Table 10 Variance covariance matrix of coefficients of general ordered probit model for household asset holding.

Estimated Variance Household Asset Holding
Household Asset Holding Consistency of payment Amount predictability Accessibility of funds
Consistency of payment .00282936
Amount predictability -.00008252 .00347956
Accessibility of funds -.00010181 .00050269 .0026781

The off-diagonal elements represent the covariance between pairs of coefficients. Positive values indicate that as one coefficient increases, the other tends to increase as well, while negative values indicate an inverse relationship. The covariance between consistency of payment and household asset holding is 0.00282936, suggesting a positive relationship. This means an increase in consistency of payment leads to an increase in household asset holding. The covariance between amount predictability and household asset holding is -0.00008252, indicating a slight negative relationship. This means that there is some level of amount predictability that could lead to reduction in household asset holding. Covariance between accessibility of funds and household asset holding is -0.00010181 which shows a slight inverse relationship. This means that an increase of accessibility of funds to some level could lead to a decrease in household asset holding. The cut points show varying covariance with the coefficients, which are important for understanding how the thresholds relate to the estimated effects of the independent variables.

Overall, the findings from the estimated strata, estimated covariance, and estimated variance covariance commands provide a comprehensive view of the model’s structure, the stability of the estimates, and the relationships between the coefficients. The absence of singleton and certainty strata, along with the coefficients’ covariance indicate a well-structured model with sufficient variability and stability in the estimates.

SUMMARY, CONCLUSION AND RECOMMEDATIONS

Results showed that consistency of Payment, amount predictability and accessibility of funds are significant at (0.01) < (0.05). This rejected the null hypothesis that Inua Jamii cash transfer program has no statistically significant impact on beneficiary’s household asset holding in Tharaka North Sub-County, Tharaka Nithi County Kenya. Their coefficients are (0.144). (0.267) and (0.239). Meaning that household asset holding increases by (0.144). (0.267) and (0.239) due to a unit increase in consistency of Payment, amount predictability and accessibility of funds respectively. These results suggest asset-building occurs in discernible phases, requiring sustained program reliability to enable households to progress beyond initial, modest asset tiers. Payment consistency, amount predictability, and fund accessibility systematically improve household asset holding. These features exhibit outcome-specific dominance, with consistency critical for assets. Results reveal that asset holding require sustained program stability.

Policy-wise, Inua Jamii’s CTP successes in basic welfare align with Bastagli et al. (2016), but gaps in entrepreneurship call for integrated approaches, like Ethiopia’s mix of cash and training.

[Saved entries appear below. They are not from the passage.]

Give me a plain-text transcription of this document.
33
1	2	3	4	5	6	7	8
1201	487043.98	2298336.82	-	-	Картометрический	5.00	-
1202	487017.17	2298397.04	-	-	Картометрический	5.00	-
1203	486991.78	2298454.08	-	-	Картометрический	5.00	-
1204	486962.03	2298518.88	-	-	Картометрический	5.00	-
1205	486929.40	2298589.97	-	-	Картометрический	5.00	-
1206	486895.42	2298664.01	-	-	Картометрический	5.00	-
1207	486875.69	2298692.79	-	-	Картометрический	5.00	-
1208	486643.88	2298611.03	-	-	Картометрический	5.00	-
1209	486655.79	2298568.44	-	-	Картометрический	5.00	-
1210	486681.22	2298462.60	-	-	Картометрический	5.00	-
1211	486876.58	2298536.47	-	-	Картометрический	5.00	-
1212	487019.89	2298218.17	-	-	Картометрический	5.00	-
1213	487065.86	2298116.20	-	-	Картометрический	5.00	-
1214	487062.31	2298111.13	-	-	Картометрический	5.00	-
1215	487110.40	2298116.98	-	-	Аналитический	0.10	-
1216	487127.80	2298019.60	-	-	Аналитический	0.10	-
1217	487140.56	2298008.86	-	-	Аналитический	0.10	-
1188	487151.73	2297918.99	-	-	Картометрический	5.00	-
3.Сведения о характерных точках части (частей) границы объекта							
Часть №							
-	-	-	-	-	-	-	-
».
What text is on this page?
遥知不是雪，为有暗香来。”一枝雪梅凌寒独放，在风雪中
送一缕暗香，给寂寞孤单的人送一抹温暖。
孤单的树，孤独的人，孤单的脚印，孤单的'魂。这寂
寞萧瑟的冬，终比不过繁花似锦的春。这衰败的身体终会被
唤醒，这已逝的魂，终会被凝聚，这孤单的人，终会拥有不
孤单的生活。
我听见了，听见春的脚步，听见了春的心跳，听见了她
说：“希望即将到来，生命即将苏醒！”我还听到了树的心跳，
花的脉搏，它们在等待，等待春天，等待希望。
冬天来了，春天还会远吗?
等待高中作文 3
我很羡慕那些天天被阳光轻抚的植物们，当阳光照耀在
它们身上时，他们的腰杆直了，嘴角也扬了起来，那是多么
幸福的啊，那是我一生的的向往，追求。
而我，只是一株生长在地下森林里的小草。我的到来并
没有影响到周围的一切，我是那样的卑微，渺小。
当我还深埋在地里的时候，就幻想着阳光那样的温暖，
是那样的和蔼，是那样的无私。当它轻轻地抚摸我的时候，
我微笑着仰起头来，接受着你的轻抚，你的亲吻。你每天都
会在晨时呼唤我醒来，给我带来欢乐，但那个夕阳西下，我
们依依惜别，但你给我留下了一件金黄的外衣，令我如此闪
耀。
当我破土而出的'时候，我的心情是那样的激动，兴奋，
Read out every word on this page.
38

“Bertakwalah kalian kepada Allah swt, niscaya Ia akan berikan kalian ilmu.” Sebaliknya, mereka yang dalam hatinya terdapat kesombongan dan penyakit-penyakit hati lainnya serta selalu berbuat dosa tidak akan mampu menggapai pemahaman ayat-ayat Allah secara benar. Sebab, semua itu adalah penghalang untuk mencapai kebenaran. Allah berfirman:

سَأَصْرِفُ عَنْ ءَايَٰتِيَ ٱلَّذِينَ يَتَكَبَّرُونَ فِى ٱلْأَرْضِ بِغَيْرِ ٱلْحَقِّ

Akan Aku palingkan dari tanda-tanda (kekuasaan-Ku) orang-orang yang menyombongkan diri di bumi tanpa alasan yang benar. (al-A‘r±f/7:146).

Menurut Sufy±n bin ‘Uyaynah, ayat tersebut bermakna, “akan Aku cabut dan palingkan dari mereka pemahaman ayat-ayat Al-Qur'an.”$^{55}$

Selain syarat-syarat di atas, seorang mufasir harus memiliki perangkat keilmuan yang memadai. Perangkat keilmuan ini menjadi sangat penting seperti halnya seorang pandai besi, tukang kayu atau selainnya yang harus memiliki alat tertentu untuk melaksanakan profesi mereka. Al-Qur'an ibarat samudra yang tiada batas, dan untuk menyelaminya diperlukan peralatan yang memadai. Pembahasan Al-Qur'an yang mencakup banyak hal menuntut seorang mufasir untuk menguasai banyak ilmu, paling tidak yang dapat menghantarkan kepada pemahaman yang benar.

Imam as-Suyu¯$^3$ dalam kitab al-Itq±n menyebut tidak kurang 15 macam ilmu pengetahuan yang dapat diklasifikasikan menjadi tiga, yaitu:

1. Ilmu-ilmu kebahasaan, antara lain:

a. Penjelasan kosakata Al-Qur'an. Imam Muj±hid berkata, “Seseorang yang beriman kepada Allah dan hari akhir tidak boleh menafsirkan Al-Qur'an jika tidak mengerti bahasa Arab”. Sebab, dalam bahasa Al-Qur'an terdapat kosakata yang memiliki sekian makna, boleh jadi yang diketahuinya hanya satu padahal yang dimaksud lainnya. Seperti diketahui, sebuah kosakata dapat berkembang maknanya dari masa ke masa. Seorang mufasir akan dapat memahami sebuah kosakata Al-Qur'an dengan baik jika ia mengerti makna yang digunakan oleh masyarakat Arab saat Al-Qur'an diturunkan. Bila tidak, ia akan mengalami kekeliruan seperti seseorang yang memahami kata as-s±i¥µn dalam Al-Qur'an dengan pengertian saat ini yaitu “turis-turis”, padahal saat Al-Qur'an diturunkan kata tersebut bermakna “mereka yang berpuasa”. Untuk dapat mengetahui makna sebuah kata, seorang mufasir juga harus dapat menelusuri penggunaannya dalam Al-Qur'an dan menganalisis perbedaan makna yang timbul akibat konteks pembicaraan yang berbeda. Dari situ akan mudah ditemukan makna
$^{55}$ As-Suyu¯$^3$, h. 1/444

Kenya’s Social Protection Secretariat (2022) advocates tiered payments for household size, which could amplify impacts. Overall, Inua Jamii reflects both the potential and limitations of unconditional rural transfers, necessitating context-driven adaptations to maximize financial and non-financial assets accumulation. The program should prioritize consistency and predictability of payments, expand banking infrastructure or use mobile money for accessibility, consider tiered disbursements based on household size and engage stakeholders including the Ministry of Labour, county governments, financial institutions, and NGOs for integrated support like asset training programs.

We recommend digitization of disbursements to improve payment consistency, scale payment amounts relative to household size, implement asset tracking systems, conduct longitudinal follow-up studies, and include complementary programs like financial literacy.